When I travel by car, I pay attention to the Weather Channel like a pilot watches the isobars.  It looks like my luck will be good.  The very hot weather system seems ready to break up into more seasonal summer temps.  I’m glad.

Took the little red car into the dealer today for an oil change (they like me, they really really like me) and discovered that the head gasket seep has become a full fledged leak.  That means a head gasket and head grinding when I return plus I have to check the oil every other gas stop.  Even though I repaired my air conditioning after 5 years without it (kept thinking I’d get rid of the Celica, but it kept working.), the heat still makes travel uncomfortable and it does reduce gas mileage. 

I  told Scott at Carlson Toyota I don’t begrudge the Celica few repairs at 240,000 miles.  Still a hell of a lot cheaper than a new car and I get 30-32 mpg on the road.

While we’re on the subject of mechanical devices, my computer now makes a reluctant noise when I boot up, as if it doesn’t want to get up yet.  At first it made me think:  Hard drive!  Bad.  Even though I back-up daily.  Then, on the web I found that it’s probably not the hard drive, but the cooling system.  Time for a little fresh air in the old computer case.  I like this machine.  It’s just right for my needs even though it is now 3 years old.  Like the Celica I feel I may have it a while.

Does Google Make Us Stupid?

70  bar steady  29.81  0mph NNW  dew-point 52  Beltane, cloudy and warm

                  First Quarter of the Flower Moon

“When life gives you lemmings, jump over the cliff.”  A quote from an unusually cynical book I’m reading right now.

Am also reading an article from the Atlantic which asks the question, “Does Google Make Us Stupid?”  The author says that he and other his literary friends now find it difficult to read a whole book, to sustain a long and complex thought process, to do anything more than speed read blogs.  They attach this tendency to the Web and their constant web presence, searching, reading, researching, writing. 

It makes for an arresting article title.  I wanted to read it.  The argument doesn’t track for me, however.  Unless it’s my age (compared to theirs), their experience does not match mine.  I don’t find reading a book a challenge.  I do notice that I have a shorter attention span at times, something I correlate more to the span between commercials on TV programs;  but, when I need the focus for a subtle or complicated book, it is there.

When I write a novel, it comes in daily chunks, not one long, intricate thread.  It must get there, of course, but it happens in discrete, manageable bites.  Reading complex material is the same process for me.  I read it at a pace that makes it accessible to me.  

When I started college, I took the Evelyn Woods Reading Dynamics Program.  I remember two things.  One, if you want to read fast, take an index card and follow it as you move it down the page, taking in lines whole, from the center, rather than left to right.  Two, no matter how fast you read, the material determines the pace you can read.  Where 1,000 words a minute might be possible for fiction, when reading philosophy 150 words a minute is fast.  This squares with my own experience and factors into the topic, too.     

Hammer Head

70  bar falls 29.81 0mph ESE dew-point 52  Beltane, sunny and warm

                  First Quarter of the Flower Moon

Check out the sophisticated medical  technology used in this strange story.

“George Chandler said he feels fine, even though a nailgun fired a 2.5 inch nail into the top of his head on Friday.

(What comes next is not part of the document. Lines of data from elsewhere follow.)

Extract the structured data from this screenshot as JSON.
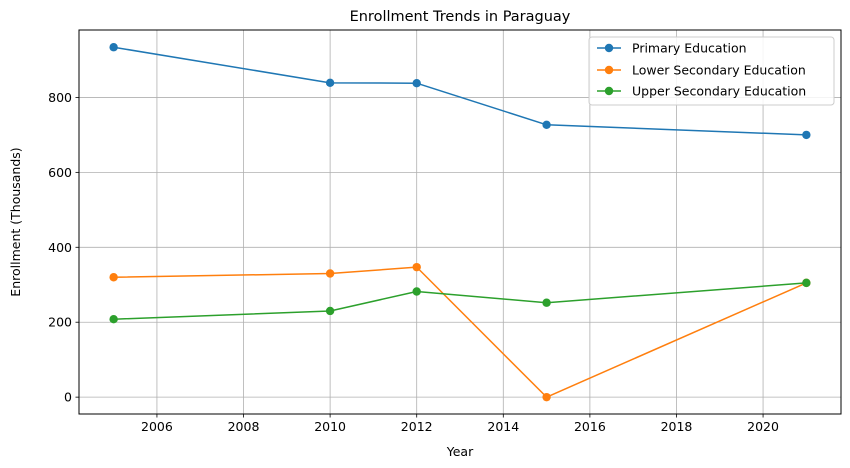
{
  "chart_data": {
    "type": "line",
    "title": "Enrollment Trends in Paraguay",
    "xlabel": "Year",
    "ylabel": "Enrollment (Thousands)",
    "x": [
      2005,
      2010,
      2012,
      2015,
      2021
    ],
    "xlim": [
      2004.2,
      2021.8
    ],
    "ylim": [
      -45,
      980
    ],
    "xticks": [
      2006,
      2008,
      2010,
      2012,
      2014,
      2016,
      2018,
      2020
    ],
    "yticks": [
      0,
      200,
      400,
      600,
      800
    ],
    "grid": true,
    "legend_position": "top-right",
    "series": [
      {
        "name": "Primary Education",
        "color": "#1f77b4",
        "values": [
          934,
          839,
          838,
          727,
          700
        ]
      },
      {
        "name": "Lower Secondary Education",
        "color": "#ff7f0e",
        "values": [
          320,
          330,
          347,
          0,
          305
        ]
      },
      {
        "name": "Upper Secondary Education",
        "color": "#2ca02c",
        "values": [
          208,
          230,
          282,
          252,
          305
        ]
      }
    ]
  }
}
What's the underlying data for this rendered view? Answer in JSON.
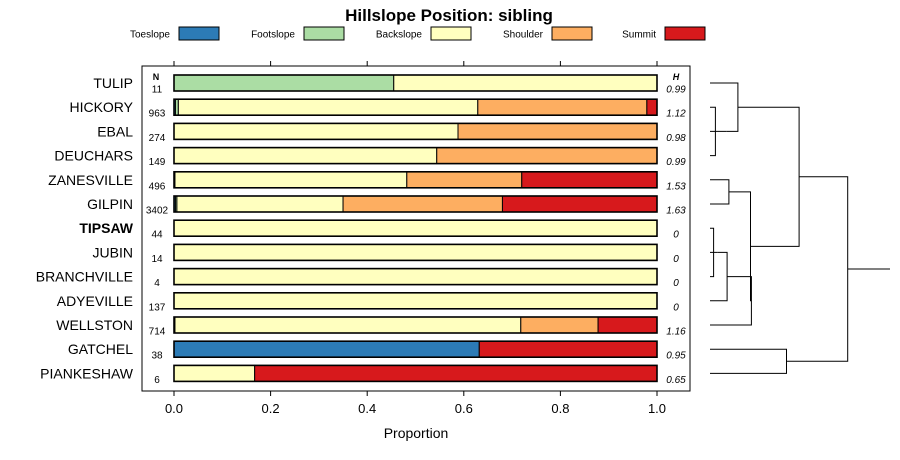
{
  "chart_data": {
    "type": "bar",
    "orientation": "horizontal",
    "stacked": true,
    "title": "Hillslope Position: sibling",
    "xlabel": "Proportion",
    "ylabel": "",
    "xlim": [
      0,
      1
    ],
    "x_ticks": [
      "0.0",
      "0.2",
      "0.4",
      "0.6",
      "0.8",
      "1.0"
    ],
    "legend_placement": "top",
    "n_header": "N",
    "h_header": "H",
    "series": [
      {
        "name": "Toeslope",
        "color": "#2c7bb6"
      },
      {
        "name": "Footslope",
        "color": "#abdda4"
      },
      {
        "name": "Backslope",
        "color": "#ffffbf"
      },
      {
        "name": "Shoulder",
        "color": "#fdae61"
      },
      {
        "name": "Summit",
        "color": "#d7191c"
      }
    ],
    "rows": [
      {
        "label": "TULIP",
        "n": "11",
        "h": "0.99",
        "bold": false,
        "values": [
          0,
          0.455,
          0.545,
          0,
          0
        ]
      },
      {
        "label": "HICKORY",
        "n": "963",
        "h": "1.12",
        "bold": false,
        "values": [
          0.003,
          0.006,
          0.62,
          0.35,
          0.021
        ]
      },
      {
        "label": "EBAL",
        "n": "274",
        "h": "0.98",
        "bold": false,
        "values": [
          0,
          0,
          0.588,
          0.412,
          0
        ]
      },
      {
        "label": "DEUCHARS",
        "n": "149",
        "h": "0.99",
        "bold": false,
        "values": [
          0,
          0,
          0.544,
          0.456,
          0
        ]
      },
      {
        "label": "ZANESVILLE",
        "n": "496",
        "h": "1.53",
        "bold": false,
        "values": [
          0.002,
          0,
          0.48,
          0.238,
          0.28
        ]
      },
      {
        "label": "GILPIN",
        "n": "3402",
        "h": "1.63",
        "bold": false,
        "values": [
          0.003,
          0.003,
          0.344,
          0.33,
          0.32
        ]
      },
      {
        "label": "TIPSAW",
        "n": "44",
        "h": "0",
        "bold": true,
        "values": [
          0,
          0,
          1,
          0,
          0
        ]
      },
      {
        "label": "JUBIN",
        "n": "14",
        "h": "0",
        "bold": false,
        "values": [
          0,
          0,
          1,
          0,
          0
        ]
      },
      {
        "label": "BRANCHVILLE",
        "n": "4",
        "h": "0",
        "bold": false,
        "values": [
          0,
          0,
          1,
          0,
          0
        ]
      },
      {
        "label": "ADYEVILLE",
        "n": "137",
        "h": "0",
        "bold": false,
        "values": [
          0,
          0,
          1,
          0,
          0
        ]
      },
      {
        "label": "WELLSTON",
        "n": "714",
        "h": "1.16",
        "bold": false,
        "values": [
          0.002,
          0,
          0.716,
          0.16,
          0.122
        ]
      },
      {
        "label": "GATCHEL",
        "n": "38",
        "h": "0.95",
        "bold": false,
        "values": [
          0.632,
          0,
          0,
          0,
          0.368
        ]
      },
      {
        "label": "PIANKESHAW",
        "n": "6",
        "h": "0.65",
        "bold": false,
        "values": [
          0,
          0,
          0.167,
          0,
          0.833
        ]
      }
    ],
    "dendrogram": {
      "merges": [
        {
          "a": "row:1",
          "b": "row:3",
          "height": 0.03
        },
        {
          "a": "row:6",
          "b": "row:8",
          "height": 0.02
        },
        {
          "a": "row:7",
          "b": "m1",
          "height": 0.04
        },
        {
          "a": "row:2",
          "b": "m0",
          "height": 0.09
        },
        {
          "a": "row:0",
          "b": "m3",
          "height": 0.155
        },
        {
          "a": "row:4",
          "b": "row:5",
          "height": 0.105
        },
        {
          "a": "m2",
          "b": "row:9",
          "height": 0.095
        },
        {
          "a": "row:11",
          "b": "row:12",
          "height": 0.425
        },
        {
          "a": "m6",
          "b": "row:10",
          "height": 0.23
        },
        {
          "a": "m5",
          "b": "m8",
          "height": 0.225
        },
        {
          "a": "m4",
          "b": "m9",
          "height": 0.495
        },
        {
          "a": "m10",
          "b": "m7",
          "height": 0.765
        }
      ]
    }
  }
}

Chandler and a friend were doing a project in a backyard when the nailgun hose became tangled, causing the tool to fire one nail.

Chandler said Monday he told his friend he didn’t know where the nail went, but he felt a sting on the top of his head.

They discovered that the nail was driven deep into Chandler’s head, so they called an ambulance and he was rushed to a hospital.

Chandler said a doctor used a common claw hammer to remove the nail.

He said he feels “very lucky, very, very lucky” to have escaped serious injury.”